The best approach is a balanced one, and the function and qualities desired of a room need to be taken into consideration. Smaller areas can feel very cosy and comforting while large spaces can feel very freeing and relaxing. Large rooms can evoke a sense of grandeur, whereas smaller rooms can project a ‘homely’ feeling. Determine what you want to feel in each space and plan accordingly. A combination of different sized spaces tend to work very well together, as contrast between room sizes can heighten the unique feelings evoked by each room.
If you are not starting from scratch and already have a house there are certain things you can do to manipulate the spaces you have to achieve a greater or smaller sense of space. If you have a small space and want it to appear larger firstly remove as much clutter as possible – clutter presents many different elements that jump out at the eye, grabbing attention and making a space feel busy and small. Streamline what is on display, whether you reduce the number of items, display only things of a select few colours, or put items in matching storage pieces. The use of mirrors in spaces give the appearance of greater space, and also increases light into rooms (if you want more light in your house read our previous post on achieving natural light in your home); as do lighter coloured walls, ceilings and furniture. You will be surprised at what you can do with a small space if it is planned well, a space does not have to be big to feel big.

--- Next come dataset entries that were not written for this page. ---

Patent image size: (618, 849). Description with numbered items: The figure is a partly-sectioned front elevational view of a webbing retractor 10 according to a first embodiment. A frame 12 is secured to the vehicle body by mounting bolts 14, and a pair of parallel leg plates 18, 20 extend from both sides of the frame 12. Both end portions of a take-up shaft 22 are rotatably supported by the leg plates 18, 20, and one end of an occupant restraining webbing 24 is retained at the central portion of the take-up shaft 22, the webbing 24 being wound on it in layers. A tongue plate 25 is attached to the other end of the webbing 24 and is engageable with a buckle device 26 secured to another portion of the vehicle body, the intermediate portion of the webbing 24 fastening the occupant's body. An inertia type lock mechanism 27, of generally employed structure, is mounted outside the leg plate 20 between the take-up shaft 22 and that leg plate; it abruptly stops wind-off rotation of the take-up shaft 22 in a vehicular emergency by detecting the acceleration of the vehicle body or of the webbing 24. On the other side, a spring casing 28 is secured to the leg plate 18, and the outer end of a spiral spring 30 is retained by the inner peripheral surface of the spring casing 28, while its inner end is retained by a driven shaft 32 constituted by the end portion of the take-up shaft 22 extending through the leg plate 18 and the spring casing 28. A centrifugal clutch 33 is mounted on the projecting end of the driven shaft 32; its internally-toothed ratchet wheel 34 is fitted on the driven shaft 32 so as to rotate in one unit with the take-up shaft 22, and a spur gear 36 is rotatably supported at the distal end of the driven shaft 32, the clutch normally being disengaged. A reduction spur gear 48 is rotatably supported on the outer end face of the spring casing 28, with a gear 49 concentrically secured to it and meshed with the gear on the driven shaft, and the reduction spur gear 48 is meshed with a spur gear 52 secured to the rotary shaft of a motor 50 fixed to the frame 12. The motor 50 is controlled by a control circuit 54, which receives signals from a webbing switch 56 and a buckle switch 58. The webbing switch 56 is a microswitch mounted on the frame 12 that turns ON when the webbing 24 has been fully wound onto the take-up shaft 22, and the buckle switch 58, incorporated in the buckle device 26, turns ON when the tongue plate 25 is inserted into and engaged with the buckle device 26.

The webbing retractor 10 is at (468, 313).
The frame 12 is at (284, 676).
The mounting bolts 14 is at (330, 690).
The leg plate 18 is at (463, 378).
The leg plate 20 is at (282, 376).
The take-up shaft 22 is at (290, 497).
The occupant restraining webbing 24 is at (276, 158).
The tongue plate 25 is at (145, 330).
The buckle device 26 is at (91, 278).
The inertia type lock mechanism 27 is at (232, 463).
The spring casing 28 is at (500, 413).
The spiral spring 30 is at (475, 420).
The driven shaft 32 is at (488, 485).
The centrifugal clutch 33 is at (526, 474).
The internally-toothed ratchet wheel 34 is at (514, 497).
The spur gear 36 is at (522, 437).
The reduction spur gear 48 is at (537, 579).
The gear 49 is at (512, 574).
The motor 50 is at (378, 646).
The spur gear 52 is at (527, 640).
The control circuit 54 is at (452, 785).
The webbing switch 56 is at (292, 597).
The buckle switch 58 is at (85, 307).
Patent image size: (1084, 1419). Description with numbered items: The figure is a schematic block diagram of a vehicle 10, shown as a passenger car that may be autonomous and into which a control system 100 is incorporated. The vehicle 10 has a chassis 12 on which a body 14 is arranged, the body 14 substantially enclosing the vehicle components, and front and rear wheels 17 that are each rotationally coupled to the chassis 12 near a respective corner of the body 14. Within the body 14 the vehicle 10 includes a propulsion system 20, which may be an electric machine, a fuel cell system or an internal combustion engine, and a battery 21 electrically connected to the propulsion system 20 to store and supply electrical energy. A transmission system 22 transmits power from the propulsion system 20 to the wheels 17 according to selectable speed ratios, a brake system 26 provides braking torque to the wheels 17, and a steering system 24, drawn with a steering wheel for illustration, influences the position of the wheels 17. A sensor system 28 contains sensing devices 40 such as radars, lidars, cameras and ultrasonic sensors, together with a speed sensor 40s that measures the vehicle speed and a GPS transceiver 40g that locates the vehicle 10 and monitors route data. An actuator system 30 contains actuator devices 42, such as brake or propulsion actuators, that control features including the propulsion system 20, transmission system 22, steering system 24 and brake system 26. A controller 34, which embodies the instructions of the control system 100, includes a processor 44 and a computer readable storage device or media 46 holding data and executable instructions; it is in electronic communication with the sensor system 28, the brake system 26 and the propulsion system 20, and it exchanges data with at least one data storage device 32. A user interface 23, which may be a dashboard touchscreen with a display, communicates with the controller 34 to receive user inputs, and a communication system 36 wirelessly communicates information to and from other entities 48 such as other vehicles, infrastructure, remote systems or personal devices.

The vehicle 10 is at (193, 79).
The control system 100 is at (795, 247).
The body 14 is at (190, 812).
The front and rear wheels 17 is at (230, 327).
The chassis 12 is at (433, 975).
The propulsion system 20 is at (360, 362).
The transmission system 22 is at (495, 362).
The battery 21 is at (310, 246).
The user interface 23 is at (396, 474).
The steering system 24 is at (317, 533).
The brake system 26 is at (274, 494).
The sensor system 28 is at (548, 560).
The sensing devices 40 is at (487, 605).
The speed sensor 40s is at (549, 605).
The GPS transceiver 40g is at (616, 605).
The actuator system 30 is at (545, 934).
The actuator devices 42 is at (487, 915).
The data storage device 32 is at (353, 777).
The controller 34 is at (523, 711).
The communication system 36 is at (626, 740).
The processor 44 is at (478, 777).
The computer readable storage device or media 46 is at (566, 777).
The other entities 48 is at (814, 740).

Now, larger spaces often feel very enjoyable to be in and tend to be less cluttered to the eye. However if a room is too large and there is no hierarchy of elements within it, it can make it less enjoyable to be in. One trick to deal with this is to delineate different spaces within the room. You can easily create ‘nooks’ within rooms with the arrangement of furniture cordoning off a section, large rugs also can demarcate an area, as does different lighting focused on different areas, darker coloured walls and ceilings, or you can install a room divider (think bookcases, planter boxes/trellises for climbing plants, shelving screens ).
Additionally, a disadvantage of large houses and spaces are that they are more expensive to build, to heat or cool, and also more laborious to clean. So don’t think you need to have a massive space to build an enjoyable house, with careful planning you can ensure every space in your home feels just right.